Божья воля - страница 46
Алексей Григорьевич молча поглядел на него несколько секунд и потом промолвил:
— Эх, Иван, Иван! Погляжу я на тебя, какой же ты ещё глупый! Чем всю эту дурость на себя напускать, заслал бы сватов — да и кончено дело!
— Да ведь это немыслимо! — простонал Иван.
— Да ты пошли.
— И посылать нечего!
— А хочется тебе счастья?
— Господи! — воскликнул Иван. — Да я, кажись, с ума бы сошёл с такой радости!
— И с ума сходить нечего! Ты только меня слушайся. Вот объявит не сегодня-завтра государь Катю своей невестой…
— Да нешто это возможно! — перебил Иван.
— Коли сказываю, — стало, возможно. Всё дело теперь вот как налажено, и не сегодня-завтра сие совершится. Так вот опосля этого мы и донесём государю о твоей любви. Он тебя так любит, что, наверно, сам в сватах будет… Ну а ему уж принцесса Елизавета Петровна отказать не посмеет.
— Хорошо, кабы так было, — прошептал Иван.
— Да уж будет. Ты только дурость свою брось. А самое главное — смотри, Иван, старайся его на брак с Катей настраивать. Ну а опосля и за твои делишки примемся… Так как же, Ваня, идёт, что ли?..
Иван подумал немного, потом быстро поднялся с кресла и протянул отцу руку.
— Идёт, батюшка!
— Ну вот и ладно! — обрадовался Алексей Григорьевич. — А теперь давай поцелуемся.
И отец и сын бросились друг другу в объятия.
Глава II
Царственный сват
Принцесса Елизавета Петровна, проживая в своём подмосковном имении Перове, и не думала возвращаться в город. Она даже рада была, что её все оставили в покое и она могла жить такою жизнью, какая ей нравилась.
Вдали от придворной жизни, от придворных козней и интриг, она отдыхала душой на лоне сельской природы, к которой чувствовала какое-то особое пристрастие.

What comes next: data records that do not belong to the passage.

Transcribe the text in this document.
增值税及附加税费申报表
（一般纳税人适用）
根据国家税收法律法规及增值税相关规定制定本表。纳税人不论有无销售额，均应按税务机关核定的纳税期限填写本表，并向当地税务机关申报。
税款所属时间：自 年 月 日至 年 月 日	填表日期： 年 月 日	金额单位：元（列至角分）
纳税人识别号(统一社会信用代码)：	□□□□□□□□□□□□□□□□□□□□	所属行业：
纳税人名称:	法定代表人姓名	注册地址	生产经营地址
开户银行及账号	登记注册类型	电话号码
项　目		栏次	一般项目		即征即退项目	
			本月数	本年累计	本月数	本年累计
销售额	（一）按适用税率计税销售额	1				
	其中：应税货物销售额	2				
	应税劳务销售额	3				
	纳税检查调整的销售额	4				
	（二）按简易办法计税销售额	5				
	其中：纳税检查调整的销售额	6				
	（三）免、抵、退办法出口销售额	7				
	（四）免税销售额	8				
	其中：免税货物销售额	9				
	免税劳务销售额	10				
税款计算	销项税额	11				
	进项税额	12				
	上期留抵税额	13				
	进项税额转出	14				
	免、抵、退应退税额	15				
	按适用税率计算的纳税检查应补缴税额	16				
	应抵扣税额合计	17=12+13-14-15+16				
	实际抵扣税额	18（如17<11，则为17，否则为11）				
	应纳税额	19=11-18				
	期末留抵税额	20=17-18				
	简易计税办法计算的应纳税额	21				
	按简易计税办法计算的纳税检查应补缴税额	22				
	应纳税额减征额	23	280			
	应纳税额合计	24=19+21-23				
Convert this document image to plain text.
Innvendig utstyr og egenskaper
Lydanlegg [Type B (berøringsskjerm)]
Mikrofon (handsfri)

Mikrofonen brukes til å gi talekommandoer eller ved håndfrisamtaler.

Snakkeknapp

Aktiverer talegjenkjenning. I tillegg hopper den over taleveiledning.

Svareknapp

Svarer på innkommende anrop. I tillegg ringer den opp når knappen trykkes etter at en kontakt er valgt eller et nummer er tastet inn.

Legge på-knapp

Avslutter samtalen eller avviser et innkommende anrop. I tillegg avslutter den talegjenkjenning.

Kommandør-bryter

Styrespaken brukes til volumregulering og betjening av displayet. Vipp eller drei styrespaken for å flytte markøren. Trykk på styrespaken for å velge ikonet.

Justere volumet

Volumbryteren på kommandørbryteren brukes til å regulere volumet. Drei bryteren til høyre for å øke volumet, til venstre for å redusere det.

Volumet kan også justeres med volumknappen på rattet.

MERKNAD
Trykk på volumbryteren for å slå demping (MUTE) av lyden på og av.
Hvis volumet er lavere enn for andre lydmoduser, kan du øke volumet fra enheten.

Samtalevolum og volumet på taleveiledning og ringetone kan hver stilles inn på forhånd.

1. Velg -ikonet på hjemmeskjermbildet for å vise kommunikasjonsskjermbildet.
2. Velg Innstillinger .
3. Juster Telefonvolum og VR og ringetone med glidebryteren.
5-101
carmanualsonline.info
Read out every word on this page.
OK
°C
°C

Окружённая небольшим штатом искренно преданных ей людей, она жила самою спокойною жизнью, поздно вставая, ещё позже ложась спать, целые дни проводя или на селе, или в громадном саду, окружавшем перовский дом. Она страстно любила простые деревенские песни, и каждый день в её саду звенели молодые девичьи голоса, слышались звуки бандуры и балалайки, слышался её весёлый, беззаботный смех.
Московские гости навещали её очень редко, да она и не любила их наездов, потому что эти визиты всё-таки растравляли её сердечные раны. Ей волей-неволей приходилось заводить разговоры о придворных делах, волей-неволей приходилось отвечать на неизбежные вопросы, почему она не возвращается в Москву. Особенно в этом отношении ей надоедал Алексей Юрьевич Бибиков, несмотря на свои шестьдесят лет, поклонявшийся ей и считавший своим непременным долгом приезжать к ней хоть раз в неделю, сообщать все придворные новости.
В последний раз он положительно даже надоел Елизавете Петровне: и своей старческой любезностью, и нескончаемыми рассказами о том, что делается в Москве.
— И к чему вы мне всё это говорите? — набросилась на него наконец Елизавета. — Совсем мне это неинтересно знать, и слушать-то я этого вовсе не хочу!
— Ну как так, матушка, ваше высочество, неинтересно! — возразил Бибиков.
— Верьте слову, никакого интереса нет.
— Ну уж простите, не поверю! Чай, государь император не чужой вам: племянник небось родной… А ведь он совсем ребёнок. Кроме вас, доброго-то родственного совета ему никто не даст.
— Так вот вы и дайте.
Бибиков испуганно замахал руками.
— Что вы, что вы, матушка, нешто это возможно! Да я не посмею.
— Да почему же не посмеете?
— Как можно! И не послушает он меня, да и Долгорукие меня живьём съедят. Чай, вам ведомо, в какой они силе. Своя-то шкура каждому дорога!
Елизавета весело расхохоталась.
— Ну вот то-то же, Алексей Юрьевич! Сами до того договорились. И меня государь не послушает, и меня Долгорукие живьём съесть могут, так к чему же мне на их зубы лезть!
— Ну как так, ваше высочество! — заметил Бибиков, — чай, вы государю-то тётка.
— Так что ж из того? Было время, когда меня Петруша слушался, это точно, а теперь куда же мне мешаться в дела! Что хотят, то пусть и делают… Бросим об этом разговоры вести да пойдём-ка лучше в сад. Ишь, день-то какой нонче выдался! Ровно бы и не сентябрю впору! Пойдём-ка, старинушка! Послушаем, как нам девки песенки попоют. Хорошо они у меня поют, — так за сердце и берёт иной раз!